I pro e i contro della cannabis medica Benessere News e curiosità

Non sono per adesso problemi che riguardano il nostro paese, ma negli Stati Uniti è ancora acceso il dibattito sugli effettivi benefici terapeutici della marijuana.

Mentre in alcuni stati le leggi ne consentono l’uso, il governo federale continua a classificarla come una sostanza controllata dal Programma I, rendendola non solo illegale da possedere, ma limitandone anche gli studi medici sui potenziali benefici. Quali sono attualmente i pro e i contro della marijuana medica?

Pro

I sostenitori dell’utilizzo terapeutico della cannabis affermano che:

La marijuana è efficace nell’alleviare la nausea e il vomito. Alcuni studi medici hanno dimostrato che la cannabis ad uso farmaceutico riduce la nausea causata dalla chemioterapia utilizzata per curare il cancro ed elimina quasi completamente il vomito.

La marijuana è in grado di alleviare la spasticità dei muscoli a volte associata alla sclerosi multipla e alla paralisi.

La marijuana aiuta a curare la perdita di appetito associata a condizioni come l’HIV / AIDS e alcuni tipi di cancro.

La marijuana può alleviare alcuni tipi di dolore cronico, tra cui quello neuropatico.

La marijuana è più sicura di altri farmaci prescritti per trattare sintomi uguali. Ad esempio, può essere usata al posto degli oppioidi per lenire il dolore. Gli oppiacei sono altamente additivi e in genere non sono raccomandati per l’utilizzo a lungo termine nel trattamento del dolore cronico.

Gli studi dimostrano che fumare solo marijuana (senza l’uso concomitante di tabacco) non aumenta il rischio di malattie polmonari.

La cannabis non ha bisogno di essere fumata per essere utile dal punto di vista medico. Sono ora disponibili prodotti come oli di cannabidiolo (CBD), trattamenti topici antidolorifici, ediboli e altre applicazioni.

Man mano che la ricerca prosegue, si scoprirà che molti dei singoli composti della cannabis sono utili. Se isolati, come per il cannabidiolo, possono portare a ulteriori progressi nelle opzioni di trattamento medico senza l’utilizzo del composto comunemente noto come THC.

La marijuana è stata usata per secoli come un agente medicinale naturale e con buoni risultati.

Contro

Gli oppositori asseriscono che:

L’uso frequente di marijuana può compromettere seriamente la memoria a breve termine.

L’uso frequente può compromettere le capacità cognitive.

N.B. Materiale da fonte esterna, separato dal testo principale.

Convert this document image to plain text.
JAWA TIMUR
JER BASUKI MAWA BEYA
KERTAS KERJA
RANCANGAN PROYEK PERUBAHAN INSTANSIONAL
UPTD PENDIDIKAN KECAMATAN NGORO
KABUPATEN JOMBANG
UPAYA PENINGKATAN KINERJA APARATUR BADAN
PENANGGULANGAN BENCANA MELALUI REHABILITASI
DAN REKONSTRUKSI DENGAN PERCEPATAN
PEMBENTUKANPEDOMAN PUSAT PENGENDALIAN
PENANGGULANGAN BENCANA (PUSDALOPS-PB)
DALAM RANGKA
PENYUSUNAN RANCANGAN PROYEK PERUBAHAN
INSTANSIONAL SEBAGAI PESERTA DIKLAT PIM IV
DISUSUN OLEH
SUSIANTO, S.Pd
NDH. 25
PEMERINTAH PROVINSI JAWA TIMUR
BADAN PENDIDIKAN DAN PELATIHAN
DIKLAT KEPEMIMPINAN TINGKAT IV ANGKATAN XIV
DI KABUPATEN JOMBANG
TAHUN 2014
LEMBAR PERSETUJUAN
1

Fumare qualsiasi cosa, che sia tabacco o marijuana, può danneggiare seriamente il tessuto polmonare.

La marijuana sottoposta a calore contiene composti cancerogeni.

La marijuana comporta il rischio di abuso e dipendenza.

La marijuana è responsabile in alta percentuale di incidenti automobilistici e incidenti sul lavoro.

La marijuana è illegale secondo la legge federale. È classificata come droga del Programma I nel Controlled Substances Act (CSA), insieme all’eroina. Questa classificazione dice che la cannabis, insieme ad altre sostanze, non ha un valore medicinale attualmente accettato.